No team has yet applied for approval from the Human Fertilisation and Embryology Authority (HFEA), which will regulate the process. However, Robin Lovell-Badge, head of the division of stem cell biology and developmental genetics at the Francis Crick Institute, and a member of the HFEA oversight committee on mitochondria, says either technique could be considered.

Catholics have been among the critics of the techniques, particularly pro-nuclear transfer because it destroys a fertilised egg.

“If someone has a religious objection, they should declare that rather than saying it is not scientifically safe without evidence,” says Mr Lovell-Badge. “I respect that view, although I personally disagree.
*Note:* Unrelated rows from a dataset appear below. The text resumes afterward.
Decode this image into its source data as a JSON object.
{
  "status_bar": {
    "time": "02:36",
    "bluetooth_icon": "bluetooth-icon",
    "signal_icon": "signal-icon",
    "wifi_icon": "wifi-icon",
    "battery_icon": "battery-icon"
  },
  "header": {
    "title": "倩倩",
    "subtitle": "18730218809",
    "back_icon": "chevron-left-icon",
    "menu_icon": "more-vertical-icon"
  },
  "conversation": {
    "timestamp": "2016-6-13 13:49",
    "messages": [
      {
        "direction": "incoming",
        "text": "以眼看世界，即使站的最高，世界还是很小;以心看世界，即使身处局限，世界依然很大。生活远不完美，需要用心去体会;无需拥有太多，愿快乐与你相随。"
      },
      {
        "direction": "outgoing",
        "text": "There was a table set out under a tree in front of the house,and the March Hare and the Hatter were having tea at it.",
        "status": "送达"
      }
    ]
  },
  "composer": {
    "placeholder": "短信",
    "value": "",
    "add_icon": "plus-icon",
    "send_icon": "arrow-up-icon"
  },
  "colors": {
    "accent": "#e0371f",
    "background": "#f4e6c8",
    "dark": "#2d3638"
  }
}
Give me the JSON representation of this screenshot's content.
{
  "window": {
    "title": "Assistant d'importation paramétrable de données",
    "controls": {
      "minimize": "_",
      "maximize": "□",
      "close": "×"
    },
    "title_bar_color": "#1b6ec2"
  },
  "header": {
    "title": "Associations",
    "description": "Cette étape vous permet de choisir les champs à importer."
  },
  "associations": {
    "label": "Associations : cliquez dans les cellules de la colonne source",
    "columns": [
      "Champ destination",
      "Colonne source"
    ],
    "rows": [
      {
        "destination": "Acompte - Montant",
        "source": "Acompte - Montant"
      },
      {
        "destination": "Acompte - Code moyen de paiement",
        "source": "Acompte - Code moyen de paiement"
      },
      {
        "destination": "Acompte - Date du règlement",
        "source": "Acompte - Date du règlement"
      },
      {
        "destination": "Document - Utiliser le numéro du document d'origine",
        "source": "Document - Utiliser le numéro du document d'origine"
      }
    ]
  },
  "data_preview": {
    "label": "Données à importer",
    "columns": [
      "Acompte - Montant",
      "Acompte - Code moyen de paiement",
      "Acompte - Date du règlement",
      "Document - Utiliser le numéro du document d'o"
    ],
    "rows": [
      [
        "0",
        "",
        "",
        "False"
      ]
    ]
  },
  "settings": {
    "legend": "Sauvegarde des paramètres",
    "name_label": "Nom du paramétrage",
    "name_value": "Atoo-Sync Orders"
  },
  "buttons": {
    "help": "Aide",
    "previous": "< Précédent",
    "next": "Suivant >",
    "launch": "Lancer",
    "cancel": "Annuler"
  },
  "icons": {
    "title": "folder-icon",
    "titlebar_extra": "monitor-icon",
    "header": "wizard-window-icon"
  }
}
I would value a child more than an early human embryo.”

His views are reflected both in the UK’s decision to create the HFEA in 2008 and legislation passed last year specifically to permit mitochondrial transfer.

Prof Turnbull argues that the UK’s leading position has been helped by a combination of substantial medical research, patient support and advocacy, and charitable funding.

He also singles out the role of the state-supported National Health Service. “It allows us to look after more patients than anyone else. Sometimes we’re great at mocking the UK, but we don’t realise how lucky we are.”

The remaining steps before Prof Turnbull’s technique can be offered to couples include peer review of final studies to demonstrate safety and efficacy; the receipt of a licence from the HFEA; and agreement with the NHS on whether — and how — mitochondrial transfer would be funded. Subject to parental consent, there will also be efforts to follow children’s progress after their birth.

As work continues on mitochondrial transfer, earlier stage research is also proceeding on genome editing, which has the potential to alter genetic sequences to tackle many other diseases — both in treatment and to remove inherited conditions. That is still a long way off, and will raise still tougher scientific challenges and ethical debates.

But for now, mitochondrial transfer is coming close to reality. “Other countries are watching the UK very closely, including the US, Australia, Scandinavia, Belgium, the Netherlands and China,” says Mr Lovell-Badge. “It will take off.”